The sometimes volatile relationship
between blacks and Jews in this country receives a great deal of attention
often created by loud and antagonistic voices on the fringe of
the debate but little open-minded, even-handed discourse. When
Maurianne Adams and John Bracey set out to bring such a discussion of
black-Jewish relations to UMass in 1996, through a faculty seminar at
the Institute for Advanced Studies in the Humanities, they found a dearth
of material to build upon.
In response, Adams, a lecturer in the school
of education, and Bracey, professor of Afro-American studies, edited,
and have now published, an 800-page anthology of readings on the subject.
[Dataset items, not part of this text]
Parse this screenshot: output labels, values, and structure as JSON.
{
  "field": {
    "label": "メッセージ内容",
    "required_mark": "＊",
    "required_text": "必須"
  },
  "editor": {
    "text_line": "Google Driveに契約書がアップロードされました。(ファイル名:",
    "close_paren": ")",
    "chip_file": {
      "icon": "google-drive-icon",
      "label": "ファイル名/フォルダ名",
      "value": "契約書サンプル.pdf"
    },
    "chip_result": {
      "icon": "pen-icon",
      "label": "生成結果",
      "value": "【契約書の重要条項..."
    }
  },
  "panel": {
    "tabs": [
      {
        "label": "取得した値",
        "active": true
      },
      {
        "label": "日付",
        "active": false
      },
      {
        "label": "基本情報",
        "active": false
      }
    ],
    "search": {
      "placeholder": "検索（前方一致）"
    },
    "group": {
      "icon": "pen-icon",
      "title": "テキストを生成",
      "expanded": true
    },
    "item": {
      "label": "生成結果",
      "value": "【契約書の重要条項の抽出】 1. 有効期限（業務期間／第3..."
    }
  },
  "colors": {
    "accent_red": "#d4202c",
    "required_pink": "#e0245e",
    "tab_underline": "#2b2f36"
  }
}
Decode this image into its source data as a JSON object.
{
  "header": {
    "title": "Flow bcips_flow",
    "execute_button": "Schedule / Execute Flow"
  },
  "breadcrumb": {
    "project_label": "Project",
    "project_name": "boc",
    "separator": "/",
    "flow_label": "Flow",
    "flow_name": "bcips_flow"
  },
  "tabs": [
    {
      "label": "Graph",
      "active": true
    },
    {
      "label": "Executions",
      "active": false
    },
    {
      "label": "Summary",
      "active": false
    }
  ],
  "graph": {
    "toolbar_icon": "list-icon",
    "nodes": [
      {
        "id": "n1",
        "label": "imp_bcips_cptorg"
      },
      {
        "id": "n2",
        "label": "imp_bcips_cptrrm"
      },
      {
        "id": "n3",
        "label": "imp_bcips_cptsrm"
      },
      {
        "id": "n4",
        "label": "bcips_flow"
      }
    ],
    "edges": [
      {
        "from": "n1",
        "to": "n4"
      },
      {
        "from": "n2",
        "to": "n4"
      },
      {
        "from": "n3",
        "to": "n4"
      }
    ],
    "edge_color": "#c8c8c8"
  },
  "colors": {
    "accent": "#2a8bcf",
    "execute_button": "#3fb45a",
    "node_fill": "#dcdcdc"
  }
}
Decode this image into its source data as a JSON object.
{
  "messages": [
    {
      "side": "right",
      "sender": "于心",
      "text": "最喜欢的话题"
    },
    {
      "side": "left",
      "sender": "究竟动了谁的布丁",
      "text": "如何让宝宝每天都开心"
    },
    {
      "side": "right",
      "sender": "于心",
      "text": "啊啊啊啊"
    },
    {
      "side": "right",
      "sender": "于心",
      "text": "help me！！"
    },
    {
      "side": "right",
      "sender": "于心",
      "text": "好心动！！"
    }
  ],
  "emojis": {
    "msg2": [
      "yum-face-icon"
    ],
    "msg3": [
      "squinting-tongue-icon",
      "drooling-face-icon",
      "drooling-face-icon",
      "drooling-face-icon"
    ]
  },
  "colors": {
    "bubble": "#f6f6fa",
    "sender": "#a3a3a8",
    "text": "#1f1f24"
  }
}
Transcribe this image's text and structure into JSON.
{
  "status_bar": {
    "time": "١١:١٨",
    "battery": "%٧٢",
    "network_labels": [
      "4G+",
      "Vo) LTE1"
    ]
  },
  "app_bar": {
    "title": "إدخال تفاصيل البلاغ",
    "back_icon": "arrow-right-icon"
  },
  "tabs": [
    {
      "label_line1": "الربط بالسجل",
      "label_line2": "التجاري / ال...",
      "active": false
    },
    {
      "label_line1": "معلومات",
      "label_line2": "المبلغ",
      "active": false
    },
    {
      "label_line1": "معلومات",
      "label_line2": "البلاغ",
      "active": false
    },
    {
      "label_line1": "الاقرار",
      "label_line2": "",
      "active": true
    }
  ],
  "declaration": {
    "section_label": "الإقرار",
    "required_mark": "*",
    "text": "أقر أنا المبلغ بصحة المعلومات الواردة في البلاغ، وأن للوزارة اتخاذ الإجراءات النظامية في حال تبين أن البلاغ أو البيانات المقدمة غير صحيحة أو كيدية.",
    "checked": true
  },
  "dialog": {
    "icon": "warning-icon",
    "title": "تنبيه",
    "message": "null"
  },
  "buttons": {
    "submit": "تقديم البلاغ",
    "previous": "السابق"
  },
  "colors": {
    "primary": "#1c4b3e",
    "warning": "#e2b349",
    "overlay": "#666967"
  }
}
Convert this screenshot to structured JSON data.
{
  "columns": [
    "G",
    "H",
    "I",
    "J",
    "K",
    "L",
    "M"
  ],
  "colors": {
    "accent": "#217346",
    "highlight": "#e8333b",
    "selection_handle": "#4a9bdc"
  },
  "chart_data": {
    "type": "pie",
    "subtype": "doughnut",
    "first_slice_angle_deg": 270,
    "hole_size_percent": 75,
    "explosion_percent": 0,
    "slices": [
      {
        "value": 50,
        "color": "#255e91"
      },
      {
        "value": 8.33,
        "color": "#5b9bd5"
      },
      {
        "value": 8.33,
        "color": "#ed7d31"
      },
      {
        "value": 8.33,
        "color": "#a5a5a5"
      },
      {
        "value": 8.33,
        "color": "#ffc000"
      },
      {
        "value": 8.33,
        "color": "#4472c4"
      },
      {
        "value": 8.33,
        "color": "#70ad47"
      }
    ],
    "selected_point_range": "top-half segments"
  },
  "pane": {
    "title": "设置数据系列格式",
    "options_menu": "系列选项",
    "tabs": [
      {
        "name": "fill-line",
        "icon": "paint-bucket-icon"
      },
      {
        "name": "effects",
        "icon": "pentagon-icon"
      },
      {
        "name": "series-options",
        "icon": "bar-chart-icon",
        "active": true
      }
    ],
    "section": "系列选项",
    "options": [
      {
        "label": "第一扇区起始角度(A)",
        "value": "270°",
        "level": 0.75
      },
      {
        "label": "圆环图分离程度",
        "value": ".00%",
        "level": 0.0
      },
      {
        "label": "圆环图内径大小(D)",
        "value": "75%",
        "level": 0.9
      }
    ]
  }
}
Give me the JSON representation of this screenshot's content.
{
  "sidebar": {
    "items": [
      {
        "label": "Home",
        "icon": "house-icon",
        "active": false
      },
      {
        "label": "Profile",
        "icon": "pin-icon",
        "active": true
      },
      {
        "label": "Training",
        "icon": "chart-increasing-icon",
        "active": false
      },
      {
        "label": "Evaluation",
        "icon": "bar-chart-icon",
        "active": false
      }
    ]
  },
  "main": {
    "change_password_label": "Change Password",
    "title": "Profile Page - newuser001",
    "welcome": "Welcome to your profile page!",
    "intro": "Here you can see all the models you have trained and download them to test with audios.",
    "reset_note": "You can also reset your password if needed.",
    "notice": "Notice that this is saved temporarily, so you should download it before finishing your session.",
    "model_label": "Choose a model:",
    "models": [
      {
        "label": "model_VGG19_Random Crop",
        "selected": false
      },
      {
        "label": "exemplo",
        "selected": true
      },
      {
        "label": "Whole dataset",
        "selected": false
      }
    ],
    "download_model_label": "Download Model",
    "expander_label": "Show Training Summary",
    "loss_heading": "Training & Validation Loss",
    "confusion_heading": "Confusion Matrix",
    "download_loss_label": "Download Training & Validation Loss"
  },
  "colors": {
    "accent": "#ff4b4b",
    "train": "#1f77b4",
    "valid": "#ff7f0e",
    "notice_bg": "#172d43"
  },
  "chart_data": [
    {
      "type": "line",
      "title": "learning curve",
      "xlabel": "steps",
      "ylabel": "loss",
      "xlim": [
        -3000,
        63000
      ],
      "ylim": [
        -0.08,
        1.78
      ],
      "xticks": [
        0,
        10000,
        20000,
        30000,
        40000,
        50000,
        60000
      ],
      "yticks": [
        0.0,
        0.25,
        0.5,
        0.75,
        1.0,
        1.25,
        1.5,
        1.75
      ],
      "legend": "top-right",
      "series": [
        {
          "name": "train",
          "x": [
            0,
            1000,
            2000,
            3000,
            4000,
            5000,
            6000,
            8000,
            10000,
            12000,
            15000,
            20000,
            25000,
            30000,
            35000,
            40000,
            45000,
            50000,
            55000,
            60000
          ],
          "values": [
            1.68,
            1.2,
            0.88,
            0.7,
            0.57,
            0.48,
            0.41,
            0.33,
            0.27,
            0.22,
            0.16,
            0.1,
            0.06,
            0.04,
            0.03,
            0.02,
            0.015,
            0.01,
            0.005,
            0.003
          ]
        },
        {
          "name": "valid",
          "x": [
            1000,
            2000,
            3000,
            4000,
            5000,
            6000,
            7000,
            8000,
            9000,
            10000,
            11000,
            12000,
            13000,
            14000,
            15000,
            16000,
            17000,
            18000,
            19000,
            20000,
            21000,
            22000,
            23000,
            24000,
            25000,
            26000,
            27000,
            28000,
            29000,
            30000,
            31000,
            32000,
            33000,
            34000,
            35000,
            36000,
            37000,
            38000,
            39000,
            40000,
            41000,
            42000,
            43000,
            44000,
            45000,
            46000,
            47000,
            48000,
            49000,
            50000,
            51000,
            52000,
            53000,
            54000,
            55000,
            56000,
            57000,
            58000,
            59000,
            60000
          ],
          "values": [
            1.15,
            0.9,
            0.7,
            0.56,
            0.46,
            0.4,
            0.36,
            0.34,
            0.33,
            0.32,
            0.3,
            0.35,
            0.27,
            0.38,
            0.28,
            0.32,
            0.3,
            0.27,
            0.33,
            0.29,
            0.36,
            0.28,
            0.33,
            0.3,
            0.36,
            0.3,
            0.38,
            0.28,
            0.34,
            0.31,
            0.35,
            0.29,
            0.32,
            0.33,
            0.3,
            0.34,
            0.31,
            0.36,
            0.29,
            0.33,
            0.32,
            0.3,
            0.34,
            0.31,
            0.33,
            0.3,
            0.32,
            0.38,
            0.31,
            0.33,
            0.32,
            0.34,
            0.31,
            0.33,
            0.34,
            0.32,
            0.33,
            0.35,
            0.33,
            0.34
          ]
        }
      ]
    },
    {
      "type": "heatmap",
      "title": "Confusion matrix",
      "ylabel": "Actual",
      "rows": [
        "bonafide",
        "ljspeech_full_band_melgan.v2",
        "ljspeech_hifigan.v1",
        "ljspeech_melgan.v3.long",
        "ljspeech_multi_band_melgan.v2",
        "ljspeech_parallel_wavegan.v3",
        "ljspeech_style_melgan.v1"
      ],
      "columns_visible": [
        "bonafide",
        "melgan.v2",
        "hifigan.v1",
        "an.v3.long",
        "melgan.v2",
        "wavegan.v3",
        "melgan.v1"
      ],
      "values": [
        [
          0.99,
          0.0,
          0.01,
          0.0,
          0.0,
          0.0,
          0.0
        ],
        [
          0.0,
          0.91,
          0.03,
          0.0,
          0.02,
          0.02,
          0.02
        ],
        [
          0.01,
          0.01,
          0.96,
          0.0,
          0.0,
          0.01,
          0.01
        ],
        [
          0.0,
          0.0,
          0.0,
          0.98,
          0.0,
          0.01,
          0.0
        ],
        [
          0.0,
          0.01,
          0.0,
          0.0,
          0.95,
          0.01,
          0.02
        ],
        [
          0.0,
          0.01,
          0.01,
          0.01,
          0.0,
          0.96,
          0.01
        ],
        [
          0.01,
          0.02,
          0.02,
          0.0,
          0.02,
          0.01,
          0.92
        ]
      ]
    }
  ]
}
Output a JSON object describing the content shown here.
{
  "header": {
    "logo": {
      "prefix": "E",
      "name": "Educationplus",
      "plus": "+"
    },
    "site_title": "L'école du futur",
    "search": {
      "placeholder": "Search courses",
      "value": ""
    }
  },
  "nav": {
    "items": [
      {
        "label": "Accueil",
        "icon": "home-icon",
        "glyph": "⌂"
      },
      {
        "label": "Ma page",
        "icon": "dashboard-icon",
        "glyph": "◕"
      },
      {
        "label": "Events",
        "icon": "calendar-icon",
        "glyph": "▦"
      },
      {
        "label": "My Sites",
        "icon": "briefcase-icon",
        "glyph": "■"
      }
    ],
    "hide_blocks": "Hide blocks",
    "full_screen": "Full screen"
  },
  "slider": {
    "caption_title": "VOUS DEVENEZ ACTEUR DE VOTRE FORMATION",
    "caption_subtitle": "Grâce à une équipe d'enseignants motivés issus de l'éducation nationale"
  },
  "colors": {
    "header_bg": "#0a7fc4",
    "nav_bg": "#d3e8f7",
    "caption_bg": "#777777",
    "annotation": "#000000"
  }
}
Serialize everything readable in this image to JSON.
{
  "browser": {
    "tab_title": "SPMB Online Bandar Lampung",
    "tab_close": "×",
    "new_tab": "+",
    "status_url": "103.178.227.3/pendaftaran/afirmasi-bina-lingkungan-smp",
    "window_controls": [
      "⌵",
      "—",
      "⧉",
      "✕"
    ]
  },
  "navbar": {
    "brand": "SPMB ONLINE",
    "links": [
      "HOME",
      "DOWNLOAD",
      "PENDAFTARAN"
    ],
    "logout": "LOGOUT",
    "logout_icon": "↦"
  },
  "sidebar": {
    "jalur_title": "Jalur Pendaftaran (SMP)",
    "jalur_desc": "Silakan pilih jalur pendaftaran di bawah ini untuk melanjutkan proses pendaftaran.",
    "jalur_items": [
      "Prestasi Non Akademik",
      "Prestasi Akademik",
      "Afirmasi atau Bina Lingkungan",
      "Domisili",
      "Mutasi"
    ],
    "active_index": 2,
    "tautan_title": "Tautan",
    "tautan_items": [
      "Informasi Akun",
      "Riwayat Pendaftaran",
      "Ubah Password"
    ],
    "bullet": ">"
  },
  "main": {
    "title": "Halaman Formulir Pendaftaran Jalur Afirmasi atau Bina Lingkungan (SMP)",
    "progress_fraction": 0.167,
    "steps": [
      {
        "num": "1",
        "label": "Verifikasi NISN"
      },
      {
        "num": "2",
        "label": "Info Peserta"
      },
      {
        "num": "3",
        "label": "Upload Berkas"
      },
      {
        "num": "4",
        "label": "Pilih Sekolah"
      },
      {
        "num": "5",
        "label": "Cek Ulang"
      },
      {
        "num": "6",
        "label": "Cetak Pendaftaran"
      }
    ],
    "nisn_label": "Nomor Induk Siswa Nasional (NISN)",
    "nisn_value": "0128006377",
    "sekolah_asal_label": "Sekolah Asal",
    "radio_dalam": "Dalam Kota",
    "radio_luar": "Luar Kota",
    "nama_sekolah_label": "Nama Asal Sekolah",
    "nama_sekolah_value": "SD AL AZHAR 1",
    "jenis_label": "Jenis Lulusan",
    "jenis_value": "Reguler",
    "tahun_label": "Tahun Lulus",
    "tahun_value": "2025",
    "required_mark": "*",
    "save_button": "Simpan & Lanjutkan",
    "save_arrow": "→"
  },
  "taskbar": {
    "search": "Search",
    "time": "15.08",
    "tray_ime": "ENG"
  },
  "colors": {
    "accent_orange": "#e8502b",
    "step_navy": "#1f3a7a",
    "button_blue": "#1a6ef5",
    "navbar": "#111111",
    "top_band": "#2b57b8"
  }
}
Strangers & Neighbors, Relations between Blacks & Jews in
the United States offers contemporary perspectives from such writers
and scholars as Derrick Bell, Nat Hentoff, Bayard Rustin, Julius Lester,
and Julian Bond, who provided the introduction. The volume also uses historical
documents newspaper accounts, letters, wills, musical scores
to explore such sensitive subjects as Jewish involvement in the slave
trade, black anti-Semitism and Jewish racism, and southern lynchings of
both blacks and Jews.
Their focus in Strangers and Neighbors,
the editors say, was on "minimizing the tendency toward comparing
degrees of suffering," and "posing an 'Us and Them' framework."
As a compilation of varying viewpoints, Adams told the Boston Herald,
"The book goes against stereotyping and it goes against mythologizing
and against glorification of a group."